You will not do this part by yourself, as it would not fit into the training computer you are using. The detailed instructions and commands can be found at https://biohpc.cornell.edu/lab/userguide.aspx?a=software&i=73#c .
Here are the steps. Run step 1 & 2 on any BioHPC computer in the categories "medium memory gen2" or "large memory gen2". Run step 3 on the machine "cbsumm10".
Step 1. Run DIAMOND. This step takes less than 20 minutes for 10,000 proteins. The output file is "blastresults.xml".
Step 2. (Optional) Run InterproScan. It takes about 1 hour per 10,000 proteins. The output file is "ipsout.xml".
Step 3. Generate GO annotation with Blast2GO. It takes about 30 minutes for 10,000 proteins.
After the three steps, there are three files you want to save: *.pdf, *.b2g and *.annot. You can find BLAST2GO results for the honey bee genes in the directory /shared_data/alignment2020/project2 .
4.3. Post-process the Blast2GO results
First copy the three Blast2GO result files to your working directory:
cp /shared_data/alignment2020/project2/myresult.annot ./
ls -lrt
Then you need to check the Blast2GO report "myresult.pdf" file, and find out what percentage of genes CANNOT be annotated. I would like to see the percentage below 30-40%. Download the PDF file to your laptop using Filezilla, open the file, and find these lines:
Annotation summary:
Annotated sequences: 21511 Sequences that could not be annotated: 1960 Assigned Gene Ontology terms: 140105 Assigned enzyme codes: 6815 Sequences with enzyme codes assigned: 5471
In this case, the un-annotated gene percentage is 1960/(21511+1960)=8%. So that is really good.
If too many genes cannot be annotated, you might need to re-run Blast2GO with modified setting.

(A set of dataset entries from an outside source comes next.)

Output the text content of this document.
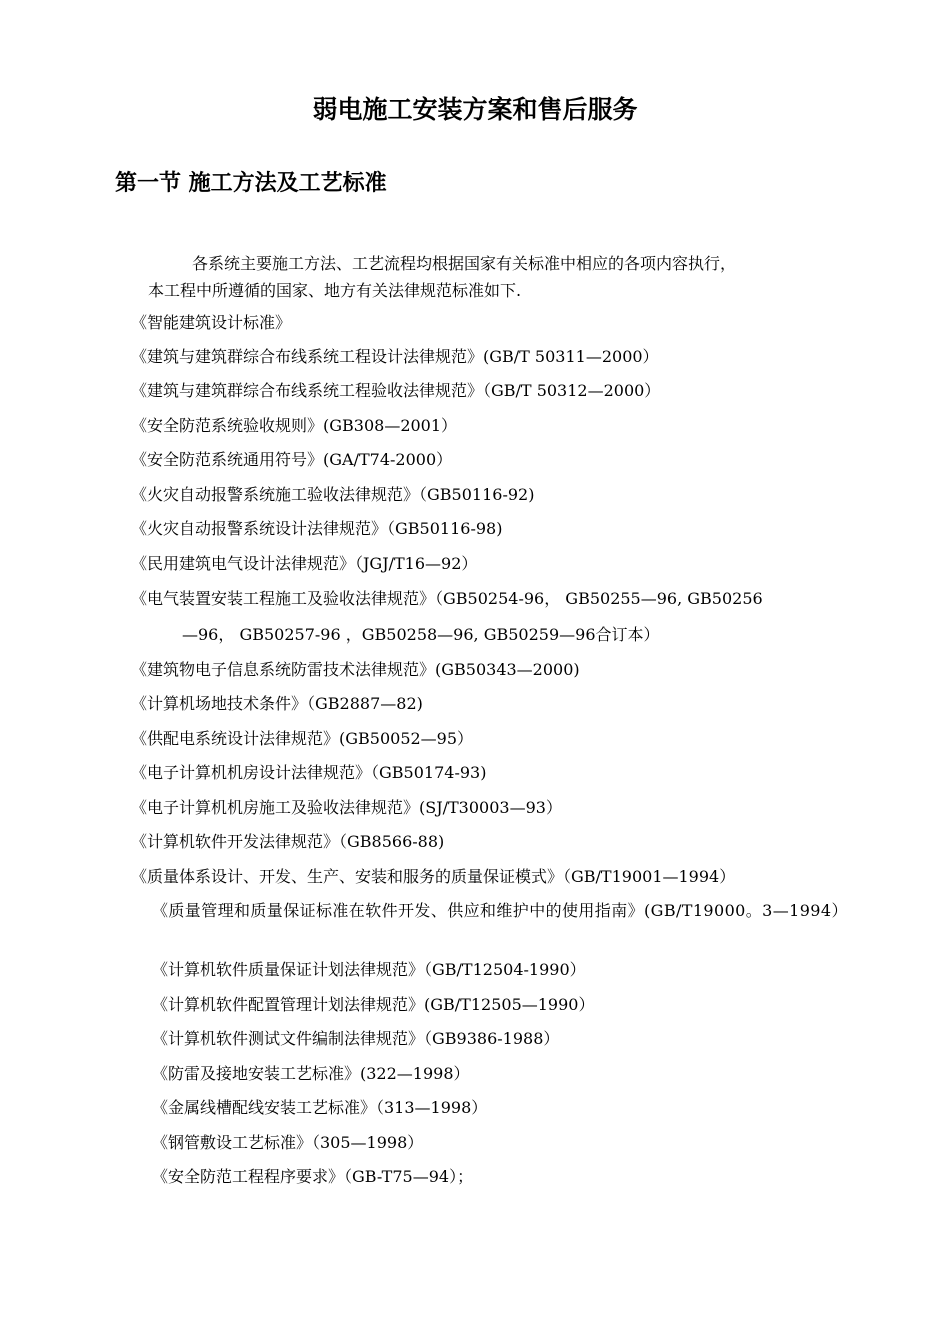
弱电施工安装方案和售后服务
第一节 施工方法及工艺标准
各系统主要施工方法、工艺流程均根据国家有关标准中相应的各项内容执行，
本工程中所遵循的国家、地方有关法律规范标准如下.
《智能建筑设计标准》
《建筑与建筑群综合布线系统工程设计法律规范》(GB/T 50311—2000）
《建筑与建筑群综合布线系统工程验收法律规范》（GB/T 50312—2000）
《安全防范系统验收规则》(GB308—2001）
《安全防范系统通用符号》(GA/T74-2000）
《火灾自动报警系统施工验收法律规范》（GB50116-92)
《火灾自动报警系统设计法律规范》（GB50116-98)
《民用建筑电气设计法律规范》（JGJ/T16—92）
《电气装置安装工程施工及验收法律规范》（GB50254-96， GB50255—96, GB50256
—96， GB50257-96 ，GB50258—96, GB50259—96合订本）
《建筑物电子信息系统防雷技术法律规范》(GB50343—2000)
《计算机场地技术条件》（GB2887—82)
《供配电系统设计法律规范》(GB50052—95）
《电子计算机机房设计法律规范》（GB50174-93)
《电子计算机机房施工及验收法律规范》(SJ/T30003—93）
《计算机软件开发法律规范》（GB8566-88)
《质量体系设计、开发、生产、安装和服务的质量保证模式》（GB/T19001—1994）
《质量管理和质量保证标准在软件开发、供应和维护中的使用指南》(GB/T19000。3—1994）
《计算机软件质量保证计划法律规范》（GB/T12504-1990）
《计算机软件配置管理计划法律规范》(GB/T12505—1990）
《计算机软件测试文件编制法律规范》（GB9386-1988）
《防雷及接地安装工艺标准》(322—1998）
《金属线槽配线安装工艺标准》（313—1998）
《钢管敷设工艺标准》（305—1998）
《安全防范工程程序要求》（GB-T75—94）；
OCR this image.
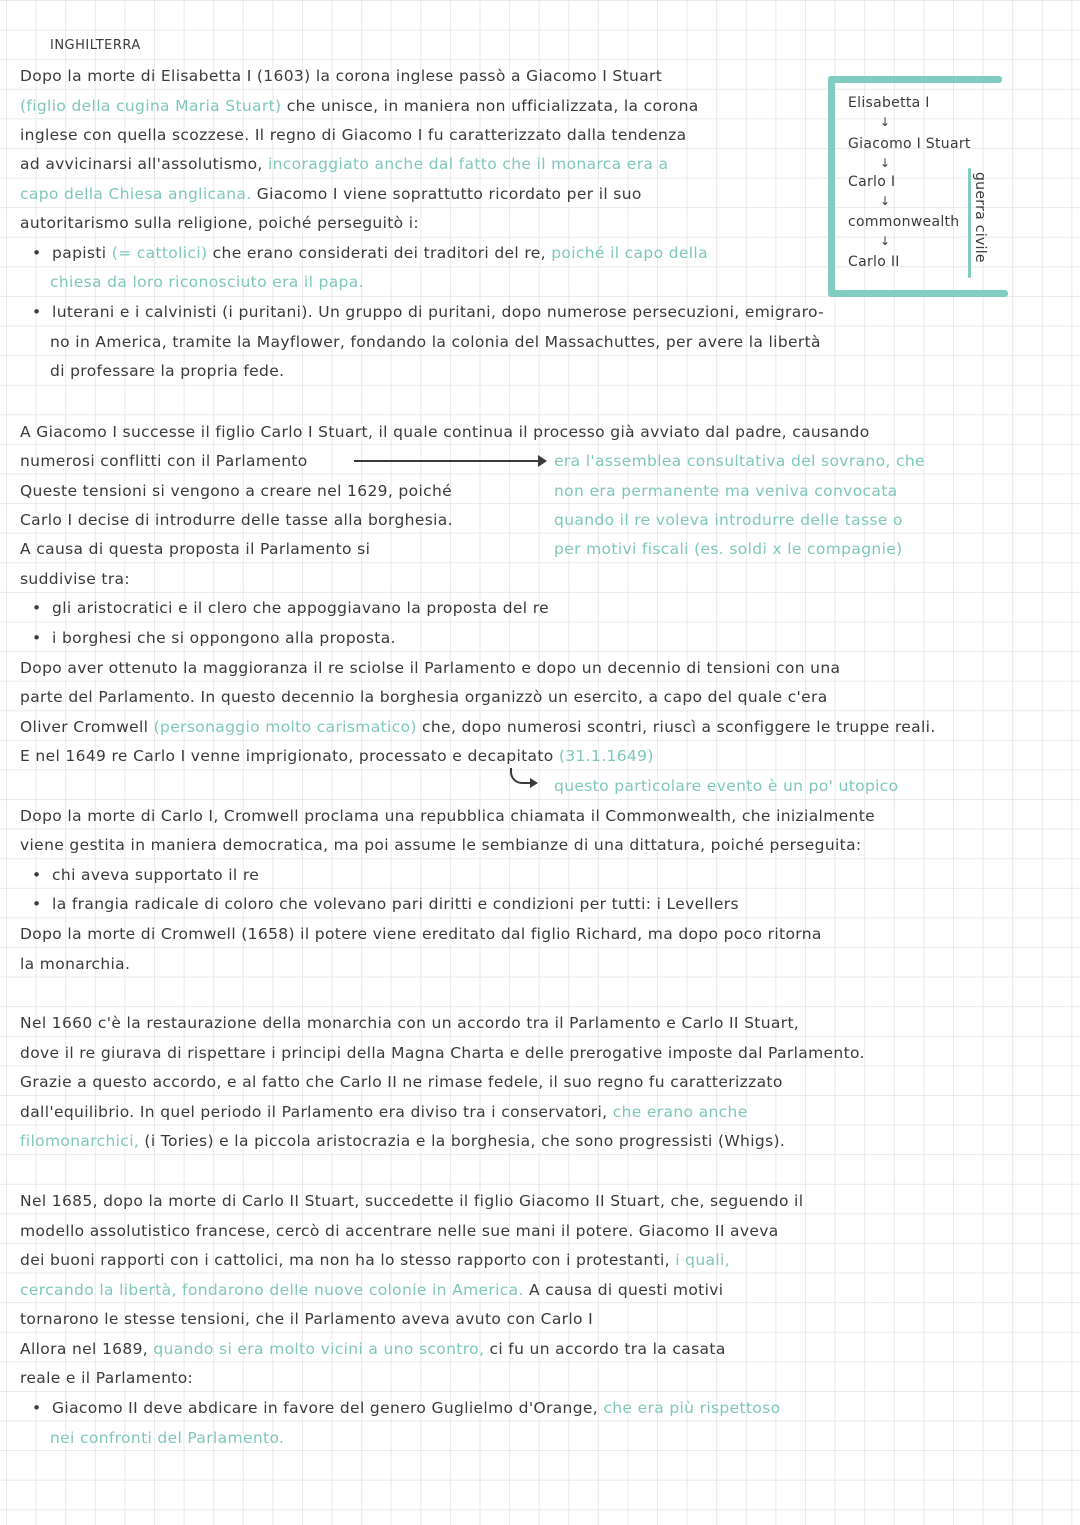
INGHILTERRA
Elisabetta I
↓
Giacomo I Stuart
↓
Carlo I
↓
commonwealth
↓
Carlo II	guerra civile
Dopo la morte di Elisabetta I (1603) la corona inglese passò a Giacomo I Stuart
(figlio della cugina Maria Stuart) che unisce, in maniera non ufficializzata, la corona
inglese con quella scozzese. Il regno di Giacomo I fu caratterizzato dalla tendenza
ad avvicinarsi all'assolutismo, incoraggiato anche dal fatto che il monarca era a
capo della Chiesa anglicana. Giacomo I viene soprattutto ricordato per il suo
autoritarismo sulla religione, poiché perseguitò i:
•  papisti (= cattolici) che erano considerati dei traditori del re, poiché il capo della
chiesa da loro riconosciuto era il papa.
•  luterani e i calvinisti (i puritani). Un gruppo di puritani, dopo numerose persecuzioni, emigraro-
no in America, tramite la Mayflower, fondando la colonia del Massachuttes, per avere la libertà
di professare la propria fede.
A Giacomo I successe il figlio Carlo I Stuart, il quale continua il processo già avviato dal padre, causando
numerosi conflitti con il Parlamento
Queste tensioni si vengono a creare nel 1629, poiché
Carlo I decise di introdurre delle tasse alla borghesia.
A causa di questa proposta il Parlamento si
suddivise tra:
era l'assemblea consultativa del sovrano, che
non era permanente ma veniva convocata
quando il re voleva introdurre delle tasse o
per motivi fiscali (es. soldi x le compagnie)
•  gli aristocratici e il clero che appoggiavano la proposta del re
•  i borghesi che si oppongono alla proposta.
Dopo aver ottenuto la maggioranza il re sciolse il Parlamento e dopo un decennio di tensioni con una
parte del Parlamento. In questo decennio la borghesia organizzò un esercito, a capo del quale c'era
Oliver Cromwell (personaggio molto carismatico) che, dopo numerosi scontri, riuscì a sconfiggere le truppe reali.
E nel 1649 re Carlo I venne imprigionato, processato e decapitato (31.1.1649)
questo particolare evento è un po' utopico
Dopo la morte di Carlo I, Cromwell proclama una repubblica chiamata il Commonwealth, che inizialmente
viene gestita in maniera democratica, ma poi assume le sembianze di una dittatura, poiché perseguita:
•  chi aveva supportato il re
•  la frangia radicale di coloro che volevano pari diritti e condizioni per tutti: i Levellers
Dopo la morte di Cromwell (1658) il potere viene ereditato dal figlio Richard, ma dopo poco ritorna
la monarchia.
Nel 1660 c'è la restaurazione della monarchia con un accordo tra il Parlamento e Carlo II Stuart,
dove il re giurava di rispettare i principi della Magna Charta e delle prerogative imposte dal Parlamento.
Grazie a questo accordo, e al fatto che Carlo II ne rimase fedele, il suo regno fu caratterizzato
dall'equilibrio. In quel periodo il Parlamento era diviso tra i conservatori, che erano anche
filomonarchici, (i Tories) e la piccola aristocrazia e la borghesia, che sono progressisti (Whigs).
Nel 1685, dopo la morte di Carlo II Stuart, succedette il figlio Giacomo II Stuart, che, seguendo il
modello assolutistico francese, cercò di accentrare nelle sue mani il potere. Giacomo II aveva
dei buoni rapporti con i cattolici, ma non ha lo stesso rapporto con i protestanti, i quali,
cercando la libertà, fondarono delle nuove colonie in America. A causa di questi motivi
tornarono le stesse tensioni, che il Parlamento aveva avuto con Carlo I
Allora nel 1689, quando si era molto vicini a uno scontro, ci fu un accordo tra la casata
reale e il Parlamento:
•  Giacomo II deve abdicare in favore del genero Guglielmo d'Orange, che era più rispettoso
nei confronti del Parlamento.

Including:
Run InterProScan if you have not done so;
When running DIAMOND, increase the number for --max-target-seqs to 200, and the evalue cutoff to "-e-5".
You might need to re-format the *.annot file for it to work in some software.
The BLAST2GO software is primarily written for Windows. Its output file has different line terminators from a Linux text file. You need to convert the BLAST2GO output to Linux/Mac style text file. The tool is "dos2unix".
In the following commands, you will run "file myresult.annot" before and after "dos2unit". "file" is a Linux tool to check file type. Do you see any difference? Before "dos2unix", you would see "with CRLF line terminators". CRLF is a Windows line terminator.
cp /shared_data/alignment2020/project2/myresult.annot ./
file myresult.annot
dos2unix myresult.annot
file myresult.annot
/shared_data/annotation2019_2/toTopGO.pl myresult.annot
less myresult.annot
less topgoAnnot
Check the difference between the two files: myresult.annot and topgoAnnot. You would find that in the original file myresult.annot, a gene has multiple lines. In the topgoAnnot file, each gene has only one line but with multiple GO accessions.